神々がシーシュポスに課した刑罰は、休みなく岩をころがして、あるや間の頂まで運び上げるというものであったが、ひとたび山頂にまで達すると、岩はそれ自体の重さでいつも転がり落ちてしまうのであった。無益で希望のない労働ほど恐ろしい刑罰はないと神々が考えたのは、確かにいくらかはもっともなことであった。

緊張したからだが、あらん限りの努力を傾けて、巨大な岩を持ち上げ、ころがし、何百回目もの同じ斜面にそれを押し上げようとしている姿が描かれているだけだ。天のない空間と深さのない時間とによって測られるこの長い努力の果てに、ついに目的は達せられる。するとシーシュポスは、岩がたちまちのうちに、はるか下の方の世界へと転がり落ちてゆくのをじっと見つめる。その下の方の世界から、再び岩を山頂まで押し上げてこなければならぬのだ。彼は再び平原へと戻ってゆく。

こうやってふもとへと戻ってゆくあいだ、この休止の間のシーシュポスこそ、ぼくの関心をそそる。彼の不幸と同じく、確実に繰り返し舞い戻ってくるこの時間、これは意識の張りつめた時間だ。彼が山頂を離れ、神々の洞穴の方へと少しずつくだってゆくこのときの、どの瞬間においても、あれは自分の運命よりたち勝っている。

この神話が悲劇的であるのは、主人公が意識に目覚めているからだ。今日の労働者は、生活の毎日毎日を、同じ仕事に従事している。その運命はシーシュポスに劣らず無意味だ。しかし、彼が悲劇であるのは、彼が意識的になるまれな瞬間だけだ。無力で反抗するシーシュポスは、自分の悲惨なあり方をすみずみまで知っている。まさにこの悲惨なあり方を、彼は下山の間じゅう考えているのだ。彼を苦しめたに違いない明哲な視力が、同時に、彼の勝利を完璧なものたらしめる。侮蔑によって乗り越えられぬ運命はないのである。このように、下山が苦しみのうちになされる日々もあるが、それが悦びのうちになされることもあるのだ。幸福と不条理とはひとつの大地から生まれた二人の息子である。

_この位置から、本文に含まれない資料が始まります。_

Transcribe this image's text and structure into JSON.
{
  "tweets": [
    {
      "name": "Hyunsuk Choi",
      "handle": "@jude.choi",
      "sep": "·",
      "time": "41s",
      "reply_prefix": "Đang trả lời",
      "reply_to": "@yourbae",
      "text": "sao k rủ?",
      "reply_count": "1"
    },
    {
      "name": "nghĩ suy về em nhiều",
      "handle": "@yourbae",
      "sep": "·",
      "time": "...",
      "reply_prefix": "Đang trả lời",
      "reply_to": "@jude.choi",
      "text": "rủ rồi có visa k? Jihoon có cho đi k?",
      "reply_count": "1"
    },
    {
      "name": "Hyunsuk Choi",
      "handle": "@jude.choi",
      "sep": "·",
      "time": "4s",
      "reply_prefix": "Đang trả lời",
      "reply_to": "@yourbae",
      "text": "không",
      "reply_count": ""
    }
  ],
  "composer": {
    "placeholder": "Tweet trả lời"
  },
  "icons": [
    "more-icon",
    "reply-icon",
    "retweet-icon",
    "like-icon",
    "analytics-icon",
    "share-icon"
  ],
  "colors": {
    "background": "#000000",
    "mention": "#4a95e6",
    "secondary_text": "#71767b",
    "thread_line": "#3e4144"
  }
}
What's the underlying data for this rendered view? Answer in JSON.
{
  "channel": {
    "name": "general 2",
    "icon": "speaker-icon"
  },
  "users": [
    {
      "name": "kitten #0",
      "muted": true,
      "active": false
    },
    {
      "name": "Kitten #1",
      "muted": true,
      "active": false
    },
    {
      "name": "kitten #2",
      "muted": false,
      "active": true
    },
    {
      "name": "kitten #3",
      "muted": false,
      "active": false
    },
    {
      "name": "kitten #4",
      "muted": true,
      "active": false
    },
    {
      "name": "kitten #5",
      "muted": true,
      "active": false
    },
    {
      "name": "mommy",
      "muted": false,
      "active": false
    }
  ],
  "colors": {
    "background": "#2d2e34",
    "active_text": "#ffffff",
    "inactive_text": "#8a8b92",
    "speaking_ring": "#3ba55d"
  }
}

彼の努力はもはや終わることがないであろう。人にはそれぞれの運命があるにしても、人間を超えた宿命などありはしない。少なくとも、そういう宿命はひとつしかないし、しかもその宿命とは、人間はいつか必ず死ぬという不可避なもの、しかも軽蔑すべきものだと、不条理な人間は判断している。それ以外については、不条理な人間は、自分こそが自分の日々を支配するものだと知っている。

ぼくはシーシュポスを山の麓に残そう!ひとはいつも、繰り返し繰り返し、自分の重課を見いだす。しかし、シーシュポスは、神々を日手氏、岩を持ち上げるより高次の忠実さをを人に教える。かれもまた、すべてよし、と判断してるのだ。このとき以後、もはや支配者を持たぬこの宇宙は、彼には不毛だともくだらぬとも思えない。この石の上の結晶一つ一つが、夜に満たされたこの山の鉱物物質の輝きの一つ一つが、それだけで、一つの世界を形作る。頂上をめがける闘争ただそれだけで、人間の心を満たすのに十分足りるのだ。いまや、シーシュポスは幸福なのだと思わなければならぬ。